The following techniques are supported to adapt any model for the above mentioned tasks -

LoRA (Low Rank Adaptation)

LoRA is a Parameter-Efficient Fine-Tuning (PEFT) technique that optimizes AI models by introducing low-rank matrices to adjust the weights of pre-trained neural networks. This approach allows for significant improvements in model performance with minimal additional parameters, making it an efficient method for customizing AI models for specific tasks without the need for extensive retraining or computational resources.

Argument : method = "LoRA"

Parameter Value (Datatype) Default Value Description
r int 8 Rank of the low-rank approximation.
alpha int 16 Scaling factor for LoRA adjustments.
dropout float 0.1 Dropout rate for regularization.
target_modules Modules within the model targeted for tuning.
fan_in_fan_out bool False Whether to adjust initialization based on fan-in/fan-out.
init_lora_weights bool True Initializes LoRA weights if set to True.

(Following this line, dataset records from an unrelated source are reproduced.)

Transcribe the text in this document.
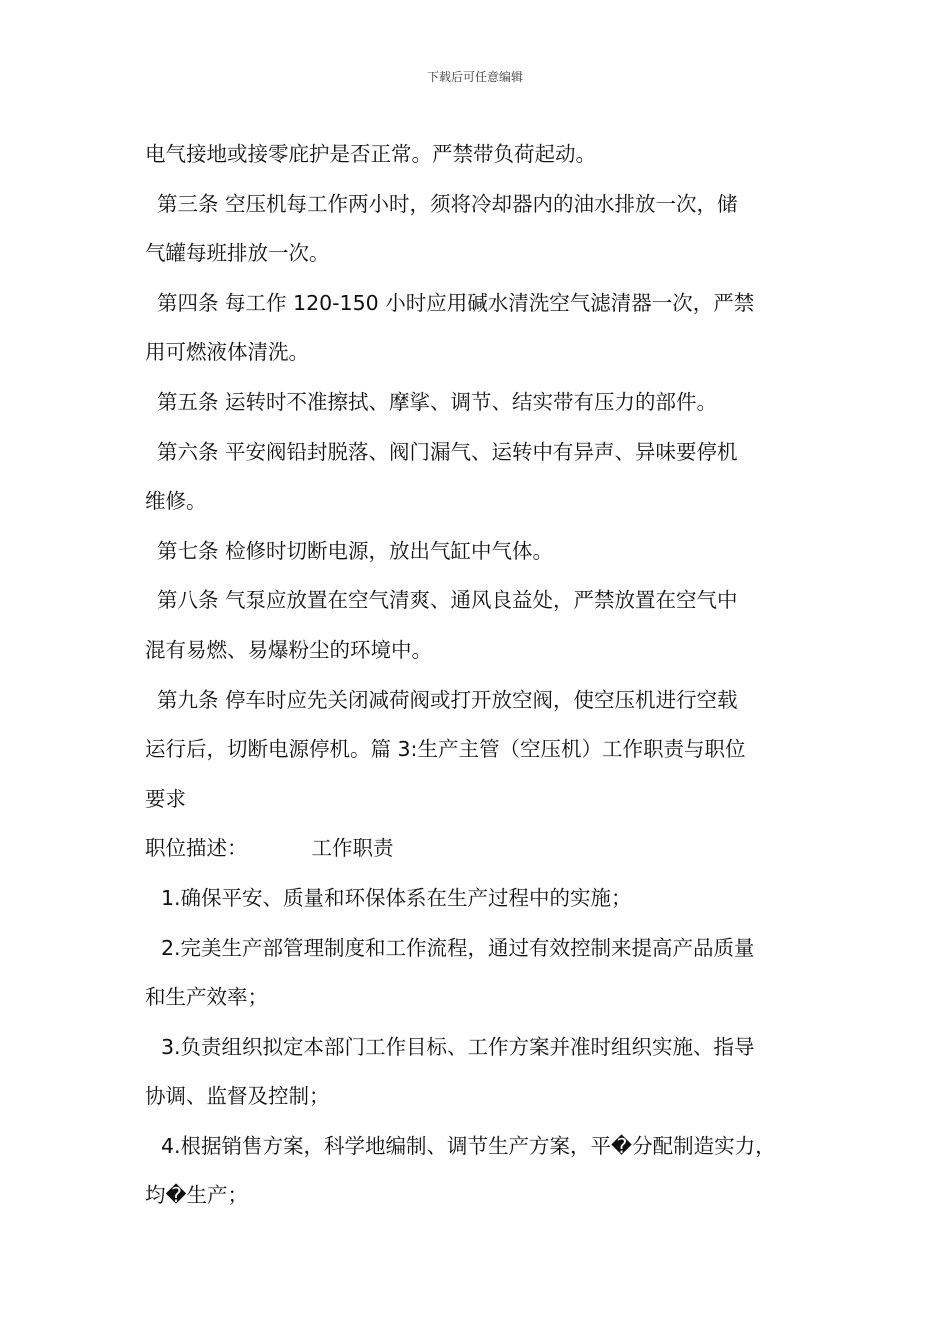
下载后可任意编辑
电气接地或接零庇护是否正常。严禁带负荷起动。
第三条 空压机每工作两小时，须将冷却器内的油水排放一次，储
气罐每班排放一次。
第四条 每工作 120-150 小时应用碱水清洗空气滤清器一次，严禁
用可燃液体清洗。
第五条 运转时不准擦拭、摩挲、调节、结实带有压力的部件。
第六条 平安阀铅封脱落、阀门漏气、运转中有异声、异味要停机
维修。
第七条 检修时切断电源，放出气缸中气体。
第八条 气泵应放置在空气清爽、通风良益处，严禁放置在空气中
混有易燃、易爆粉尘的环境中。
第九条 停车时应先关闭减荷阀或打开放空阀，使空压机进行空载
运行后，切断电源停机。篇 3:生产主管（空压机）工作职责与职位
要求
职位描述：	工作职责
1.确保平安、质量和环保体系在生产过程中的实施；
2.完美生产部管理制度和工作流程，通过有效控制来提高产品质量
和生产效率；
3.负责组织拟定本部门工作目标、工作方案并准时组织实施、指导
协调、监督及控制；
4.根据销售方案，科学地编制、调节生产方案，平�分配制造实力，
均�生产；
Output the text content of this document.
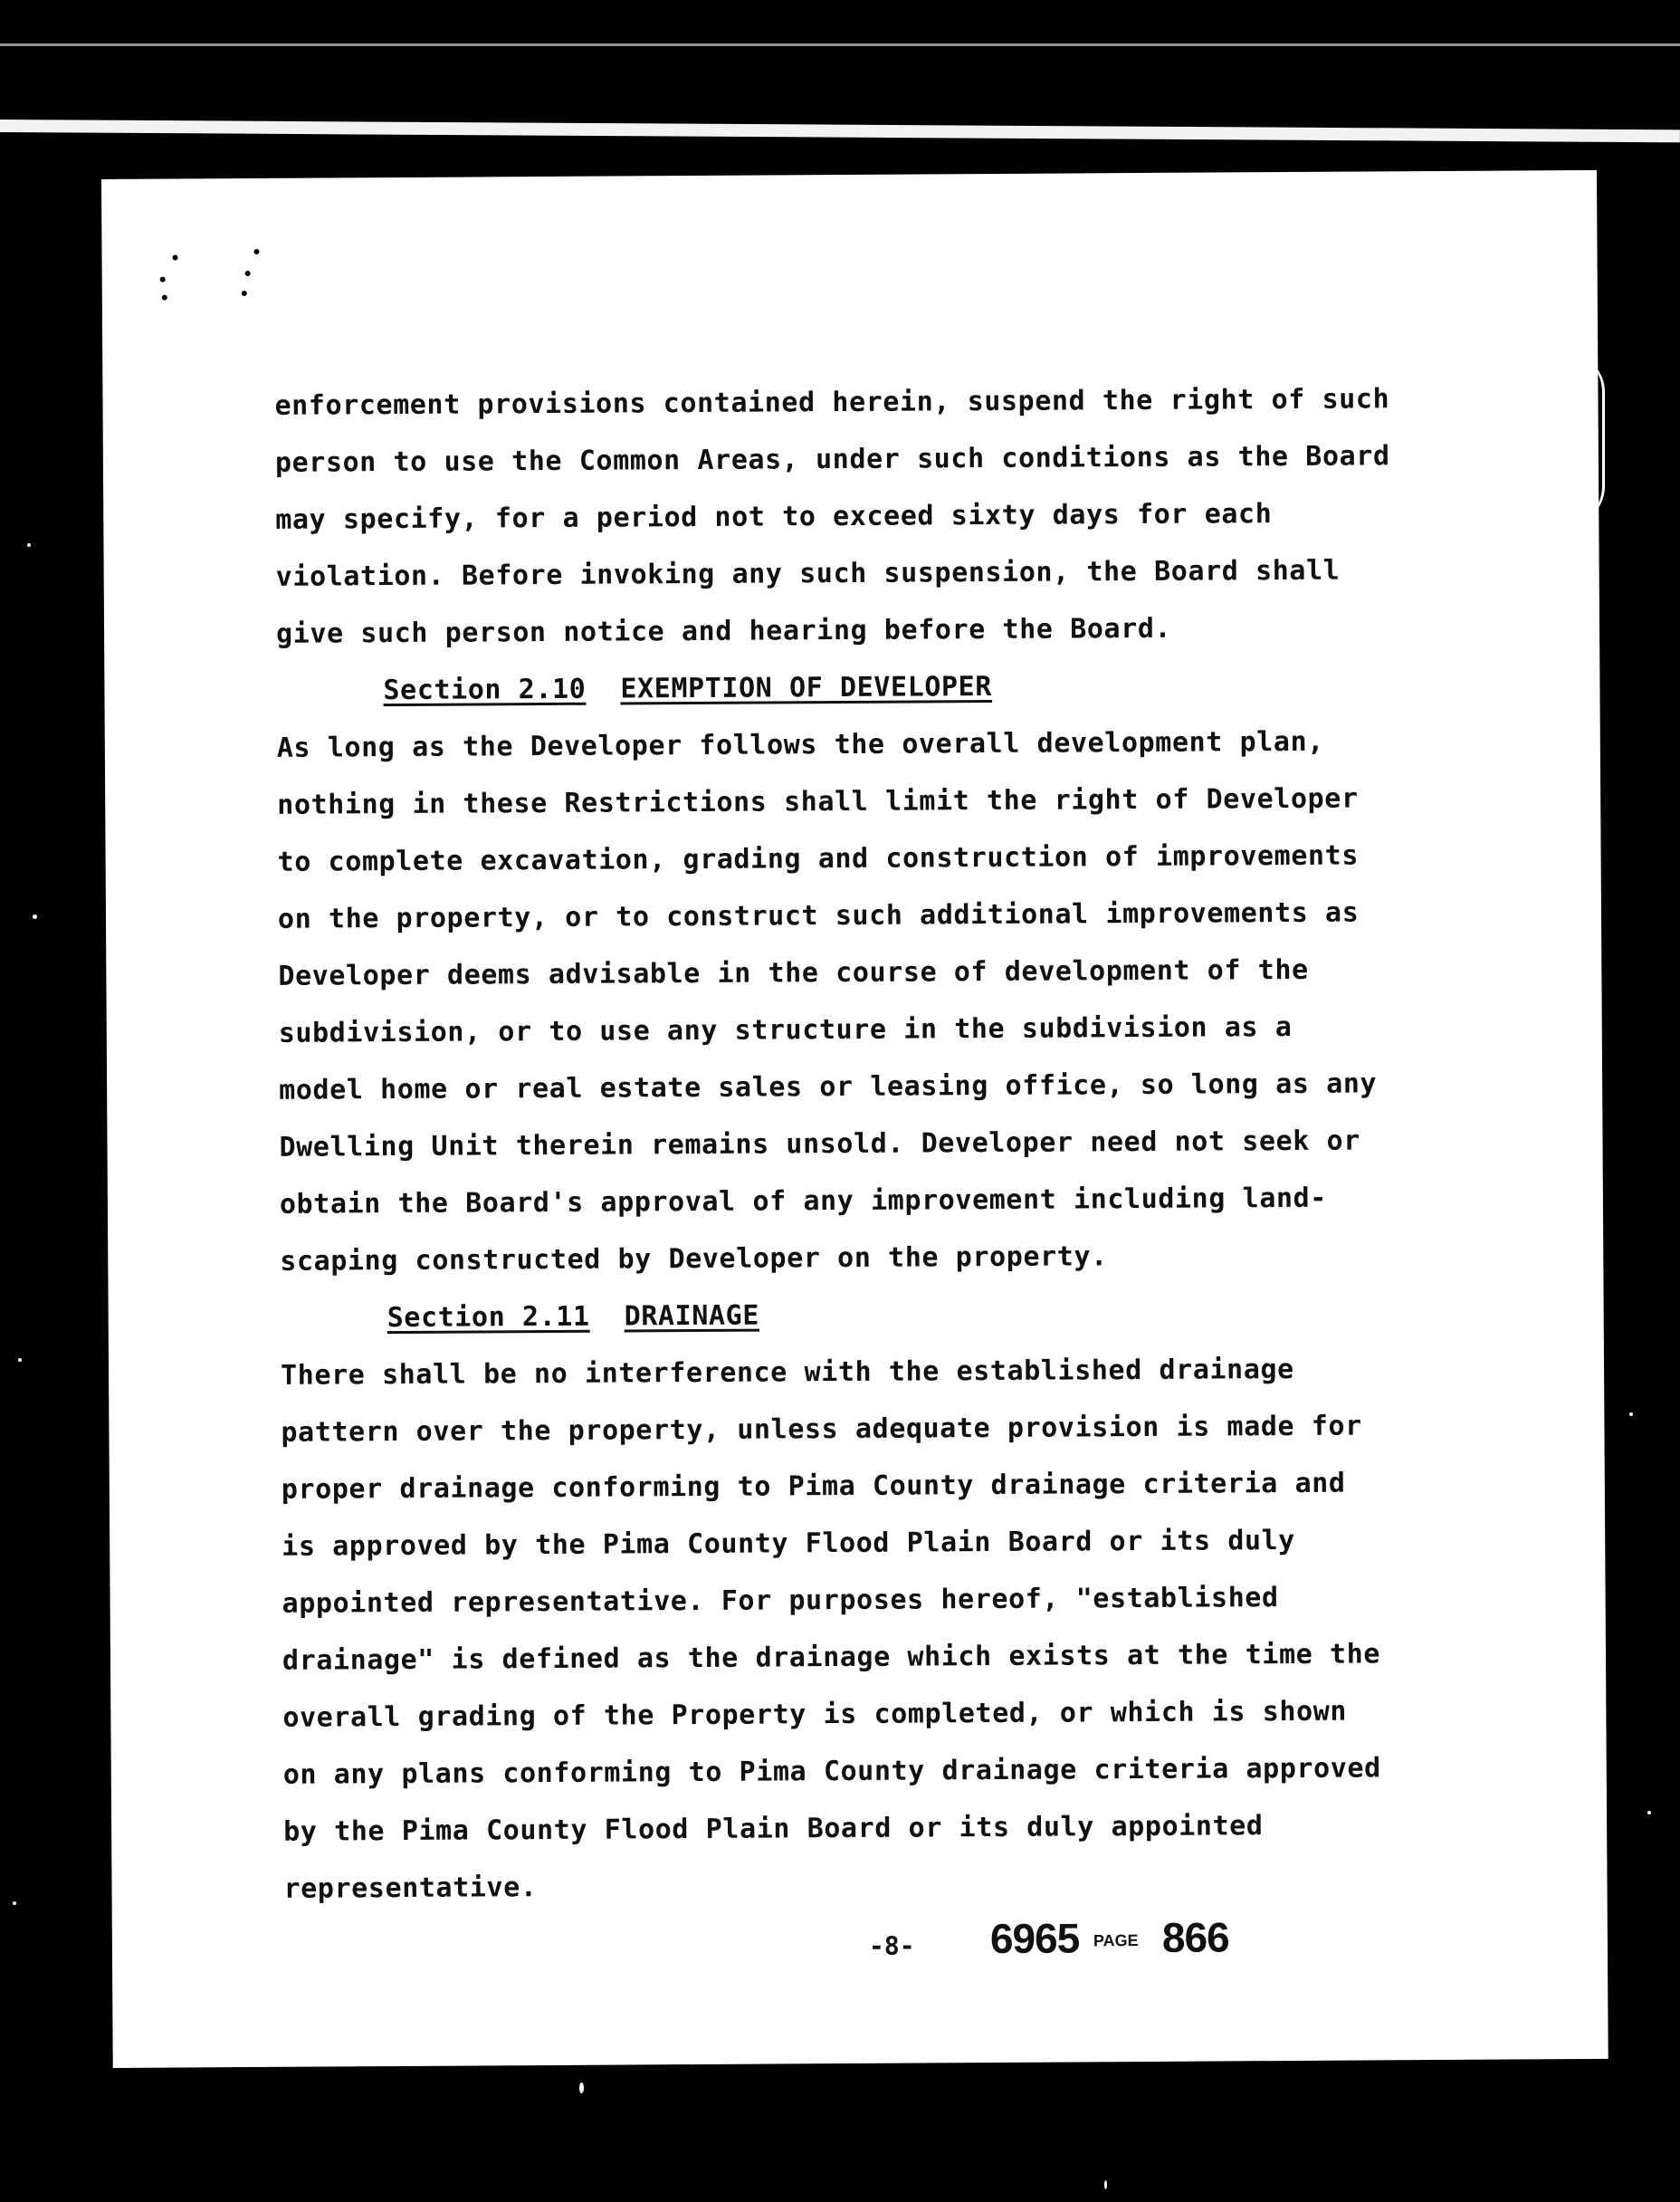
enforcement provisions contained herein, suspend the right of such
person to use the Common Areas, under such conditions as the Board
may specify, for a period not to exceed sixty days for each
violation. Before invoking any such suspension, the Board shall
give such person notice and hearing before the Board.
Section 2.10 EXEMPTION OF DEVELOPER
As long as the Developer follows the overall development plan,
nothing in these Restrictions shall limit the right of Developer
to complete excavation, grading and construction of improvements
on the property, or to construct such additional improvements as
Developer deems advisable in the course of development of the
subdivision, or to use any structure in the subdivision as a
model home or real estate sales or leasing office, so long as any
Dwelling Unit therein remains unsold. Developer need not seek or
obtain the Board's approval of any improvement including land-
scaping constructed by Developer on the property.
Section 2.11 DRAINAGE
There shall be no interference with the established drainage
pattern over the property, unless adequate provision is made for
proper drainage conforming to Pima County drainage criteria and
is approved by the Pima County Flood Plain Board or its duly
appointed representative. For purposes hereof, "established
drainage" is defined as the drainage which exists at the time the
overall grading of the Property is completed, or which is shown
on any plans conforming to Pima County drainage criteria approved
by the Pima County Flood Plain Board or its duly appointed
representative.
-8- 6965 PAGE 866
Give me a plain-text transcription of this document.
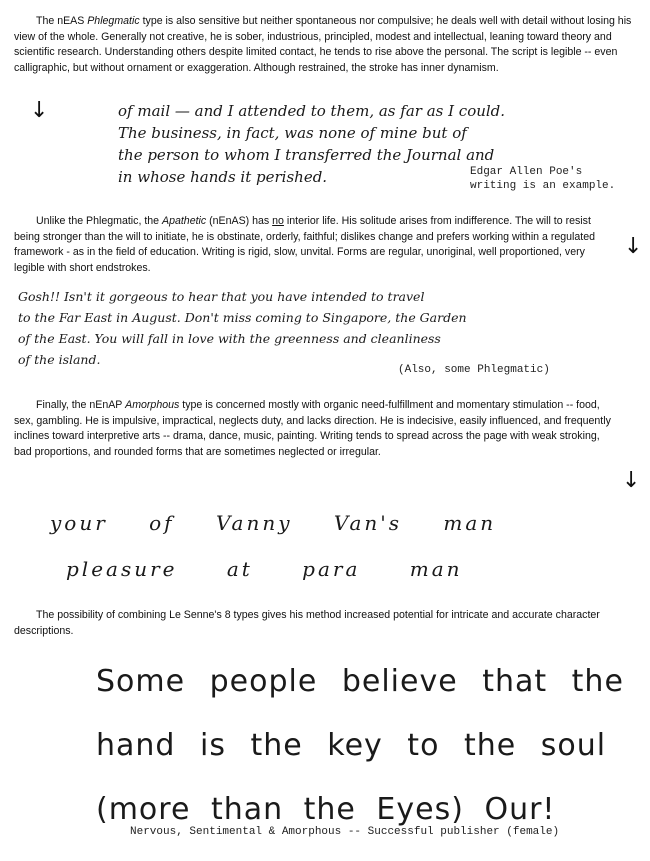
The nEAS Phlegmatic type is also sensitive but neither spontaneous nor compulsive; he deals well with detail without losing his view of the whole. Generally not creative, he is sober, industrious, principled, modest and intellectual, leaning toward theory and scientific research. Understanding others despite limited contact, he tends to rise above the personal. The script is legible -- even calligraphic, but without ornament or exaggeration. Although restrained, the stroke has inner dynamism.

↓	of mail — and I attended to them, as far as I could.
The business, in fact, was none of mine but of
the person to whom I transferred the Journal and
in whose hands it perished.	Edgar Allen Poe's
writing is an example.

Unlike the Phlegmatic, the Apathetic (nEnAS) has no interior life. His solitude arises from indifference. The will to resist being stronger than the will to initiate, he is obstinate, orderly, faithful; dislikes change and prefers working within a regulated framework - as in the field of education. Writing is rigid, slow, unvital. Forms are regular, unoriginal, well proportioned, very legible with short endstrokes.

↓
Gosh!! Isn't it gorgeous to hear that you have intended to travel
to the Far East in August. Don't miss coming to Singapore, the Garden
of the East. You will fall in love with the greenness and cleanliness
of the island.
(Also, some Phlegmatic)

Finally, the nEnAP Amorphous type is concerned mostly with organic need-fulfillment and momentary stimulation -- food, sex, gambling. He is impulsive, impractical, neglects duty, and lacks direction. He is indecisive, easily influenced, and frequently inclines toward interpretive arts -- drama, dance, music, painting. Writing tends to spread across the page with weak stroking, bad proportions, and rounded forms that are sometimes neglected or irregular.

↓
your of Vanny Van's man
pleasure at para man

The possibility of combining Le Senne's 8 types gives his method increased potential for intricate and accurate character descriptions.

Some people believe that the
hand is the key to the soul
(more than the Eyes) Our!
Nervous, Sentimental & Amorphous -- Successful publisher (female)
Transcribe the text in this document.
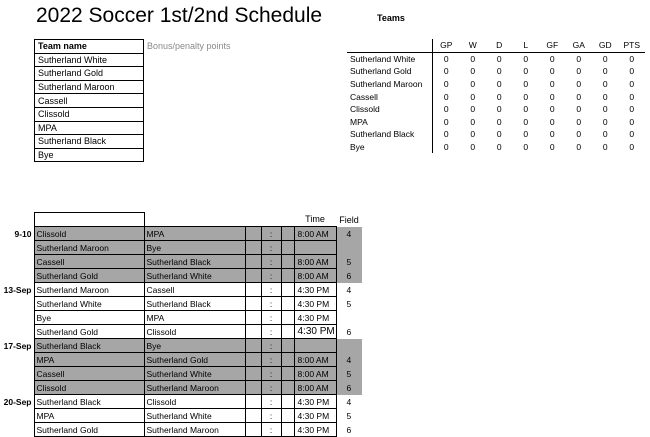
2022 Soccer 1st/2nd Schedule	Teams
Team name	Bonus/penalty points
Sutherland White	
Sutherland Gold	
Sutherland Maroon	
Cassell	
Clissold	
MPA	
Sutherland Black	
Bye	
	GP	W	D	L	GF	GA	GD	PTS
Sutherland White	0	0	0	0	0	0	0	0
Sutherland Gold	0	0	0	0	0	0	0	0
Sutherland Maroon	0	0	0	0	0	0	0	0
Cassell	0	0	0	0	0	0	0	0
Clissold	0	0	0	0	0	0	0	0
MPA	0	0	0	0	0	0	0	0
Sutherland Black	0	0	0	0	0	0	0	0
Bye	0	0	0	0	0	0	0	0
						Time	Field
9-10	Clissold	MPA		:		8:00 AM	4
	Sutherland Maroon	Bye		:			
	Cassell	Sutherland Black		:		8:00 AM	5
	Sutherland Gold	Sutherland White		:		8:00 AM	6
13-Sep	Sutherland Maroon	Cassell		:		4:30 PM	4
	Sutherland White	Sutherland Black		:		4:30 PM	5
	Bye	MPA		:		4:30 PM	
	Sutherland Gold	Clissold		:		4:30 PM	6
17-Sep	Sutherland Black	Bye		:			
	MPA	Sutherland Gold		:		8:00 AM	4
	Cassell	Sutherland White		:		8:00 AM	5
	Clissold	Sutherland Maroon		:		8:00 AM	6
20-Sep	Sutherland Black	Clissold		:		4:30 PM	4
	MPA	Sutherland White		:		4:30 PM	5
	Sutherland Gold	Sutherland Maroon		:		4:30 PM	6
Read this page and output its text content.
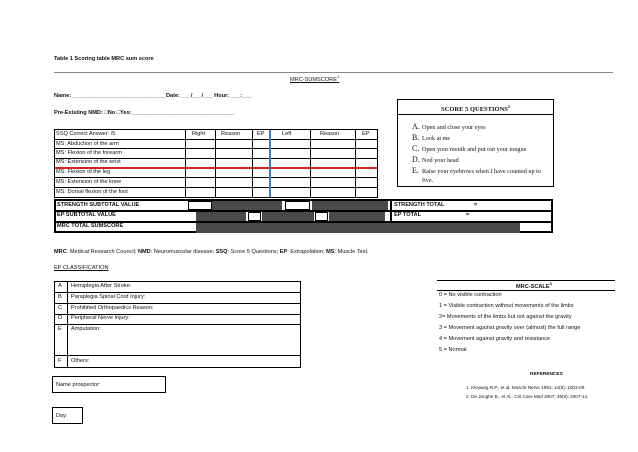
Table 1 Scoring table MRC sum score
MRC-SUMSCORE$^1$
Name: ______________________________Date: ___/___/___ Hour: ___:___
Pre-Existing NMD: □No □Yes:_________________________________	SCORE 5 QUESTIONS$^2$
A. Open and close your eyes
B. Look at me
C. Open your mouth and put out your tongue
D. Nod your head
E. Raise your eyebrows when I have counted up to
five.
SSQ Correct Answer: /5	Right	Reason	EP	Left	Reason	EP
MS: Abduction of the arm
MS: Flexion of the forearm
MS: Extension of the wrist
MS: Flexion of the leg
MS: Extension of the knee
MS: Dorsal flexion of the foot
STRENGTH SUBTOTAL VALUE
EP SUBTOTAL VALUE
MRC TOTAL SUMSCORE
STRENGTH TOTAL	=
EP TOTAL	=
MRC: Medical Research Council; NMD: Neuromuscular disease; SSQ: Score 5 Questions; EP: Extrapolation; MS: Muscle Test.
EP CLASSIFICATION
A Hemiplegia After Stroke:
B Paraplegia Spinal Cord Injury:
C Prohibited Orthopaedics Reason:
D Peripheral Nerve Injury:
E Amputation:
F Others:
MRC-SCALE$^3$
0 = No visible contraction
1 = Visible contraction without movements of the limbs
2= Movements of the limbs but not against the gravity
3 = Movement against gravity over (almost) the full range
4 = Movement against gravity and resistance
5 = Normal
REFERENCES
1. Kleyweg R.P., et al. Muscle Nerve 1991; 14(8): 1003-09.
2. De Jonghe B., et Al.. Crit Care Med 2007; 35(9): 2007-14.
Name prospector:
Day:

SSF (Scaling and Shifting your Features)

SSF adjusts the scale (multiplication) and shift (addition) of features within a neural network to better adapt the model to specific tasks or datasets. By applying these simple yet effective transformations, SSF aims to enhance model performance without the need for extensive retraining or adding a significant number of parameters. This technique is particularly useful for fine-tuning pre-trained models in a more resource-efficient manner, allowing for targeted improvements with minimal computational cost.

Argument : method = "SSF"

DoRA (Weight-Decomposed Low-Rank Adaptation)

DoRA decomposes the pre-trained weight into two components, magnitude and direction, for fine-tuning, specifically employing LoRA for directional updates to efficiently minimize the number of trainable parameters. DoRA enhances both the learning capacity and training stability of LoRA while avoiding any additional inference overhead.

Parameter Datatype Default Value Description
r integer 16 Rank of the low-rank approximation.
alpha integer 8 Scaling factor for LoRA adjustments.
dropout float 0.1 Dropout rate for regularization.
target_modules list The names of the layers for which peft modules will be created
fan_in_fan_out boolean False Initializes DoRA weights if set to True.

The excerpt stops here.